Other context menu options might include "Copy local" - "Copy to iDisk" - "Sync"

Sync would copy the file to every machine and monitor the file for changes.

Copy local or, make available offline, would copy the file to a specific machine.


This whole system would be greatly enhanced by building into OSX a good, easy to setup, VPN solution. So when you're at work with your laptop your portals still function. Location awareness (either by GPS or manual selection) could offer an extra level of control. For example, when I'm at the office my extensive collection of marginally erotic 1920's pornography probably shouldn't be part of my portal.

The Pictures portal would be very similar to iPhoto -- if you wanted to edit the phones or do any serious work iPhoto itself would open.


If multiple versions of the same file exist locally and remote, portal prefers the local resource after checking for consistency.


Portals would replace the current open/save dialog. The dialogs would need to present the user with enough information to make this thing practical. For example, opening a 4GB HD iTunes rental over 3G probably isn't a good idea.

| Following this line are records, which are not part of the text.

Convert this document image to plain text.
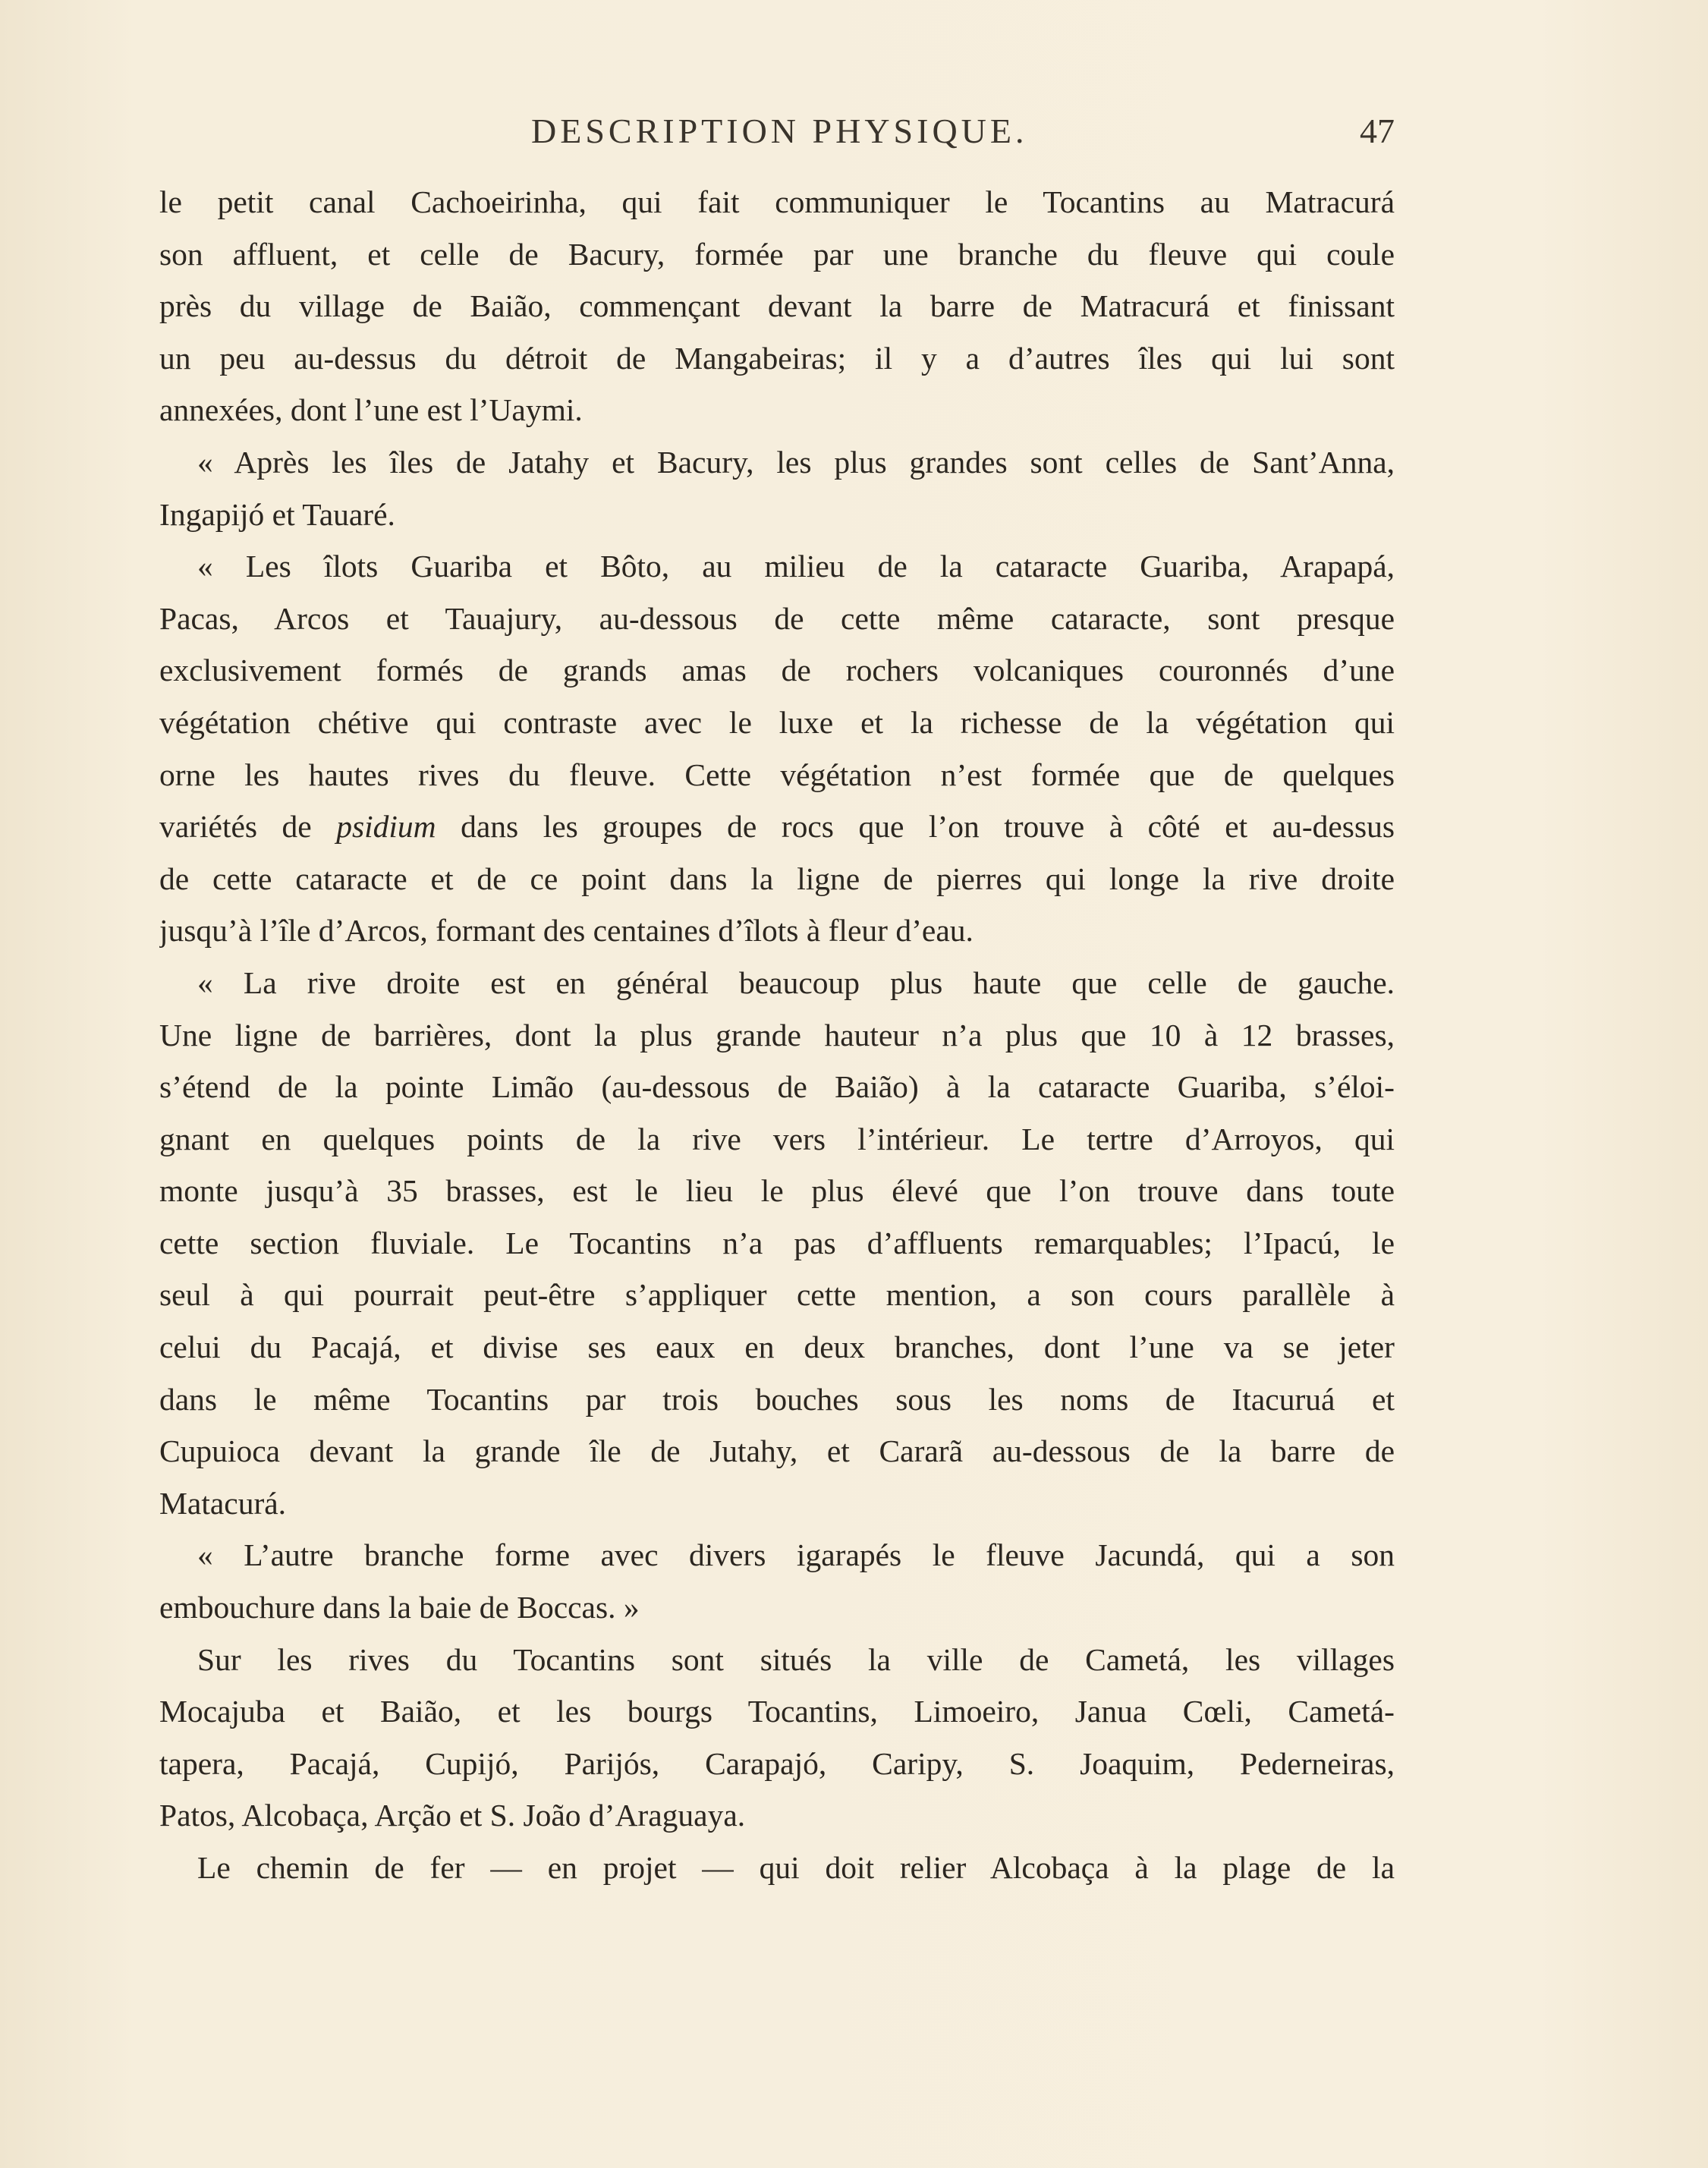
DESCRIPTION PHYSIQUE.	47

le petit canal Cachoeirinha, qui fait communiquer le Tocantins au Matracurá
son affluent, et celle de Bacury, formée par une branche du fleuve qui coule
près du village de Baião, commençant devant la barre de Matracurá et finissant
un peu au-dessus du détroit de Mangabeiras; il y a d’autres îles qui lui sont
annexées, dont l’une est l’Uaymi.

« Après les îles de Jatahy et Bacury, les plus grandes sont celles de Sant’Anna,
Ingapijó et Tauaré.

« Les îlots Guariba et Bôto, au milieu de la cataracte Guariba, Arapapá,
Pacas, Arcos et Tauajury, au-dessous de cette même cataracte, sont presque
exclusivement formés de grands amas de rochers volcaniques couronnés d’une
végétation chétive qui contraste avec le luxe et la richesse de la végétation qui
orne les hautes rives du fleuve. Cette végétation n’est formée que de quelques
variétés de psidium dans les groupes de rocs que l’on trouve à côté et au-dessus
de cette cataracte et de ce point dans la ligne de pierres qui longe la rive droite
jusqu’à l’île d’Arcos, formant des centaines d’îlots à fleur d’eau.

« La rive droite est en général beaucoup plus haute que celle de gauche.
Une ligne de barrières, dont la plus grande hauteur n’a plus que 10 à 12 brasses,
s’étend de la pointe Limão (au-dessous de Baião) à la cataracte Guariba, s’éloi-
gnant en quelques points de la rive vers l’intérieur. Le tertre d’Arroyos, qui
monte jusqu’à 35 brasses, est le lieu le plus élevé que l’on trouve dans toute
cette section fluviale. Le Tocantins n’a pas d’affluents remarquables; l’Ipacú, le
seul à qui pourrait peut-être s’appliquer cette mention, a son cours parallèle à
celui du Pacajá, et divise ses eaux en deux branches, dont l’une va se jeter
dans le même Tocantins par trois bouches sous les noms de Itacuruá et
Cupuioca devant la grande île de Jutahy, et Cararã au-dessous de la barre de
Matacurá.

« L’autre branche forme avec divers igarapés le fleuve Jacundá, qui a son
embouchure dans la baie de Boccas. »

Sur les rives du Tocantins sont situés la ville de Cametá, les villages
Mocajuba et Baião, et les bourgs Tocantins, Limoeiro, Janua Cœli, Cametá-
tapera, Pacajá, Cupijó, Parijós, Carapajó, Caripy, S. Joaquim, Pederneiras,
Patos, Alcobaça, Arção et S. João d’Araguaya.

Le chemin de fer — en projet — qui doit relier Alcobaça à la plage de la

The whole concept would rely heavily on good peer-to-peer VPN (Hamachi style?) and iDisk. With that in mind, iDisk should be part of OSX. Perhaps 1 or 2GB for free with a reasonably priced upgrade option. I would personally be willing to spend quite a lot for cloud storage if it was integrated into everything I did seamlessly. This would be an excellent business model for Apple going forward.

Integration with future iPods and iPhones is obvious.

Integration with Windows should be a best effort sort of thing... or you know what? Just forget it entirely. Make it a Mac only feature. Trying to deal with Microsoft on something like this would be a nightmare. I am doubtful it would ever work 100% so declaring it as a 100% OSX exclusive feature is far more honest and sets the expectations for the end user.

It's an interesting idea. It has its share of problems but I think it's do-able and we're long overdue for a more modern, cloud aware, way of dealing with data. The emergence of wifi & cell dat, along with faster residential broadband, makes it a reality Apple could pull off today.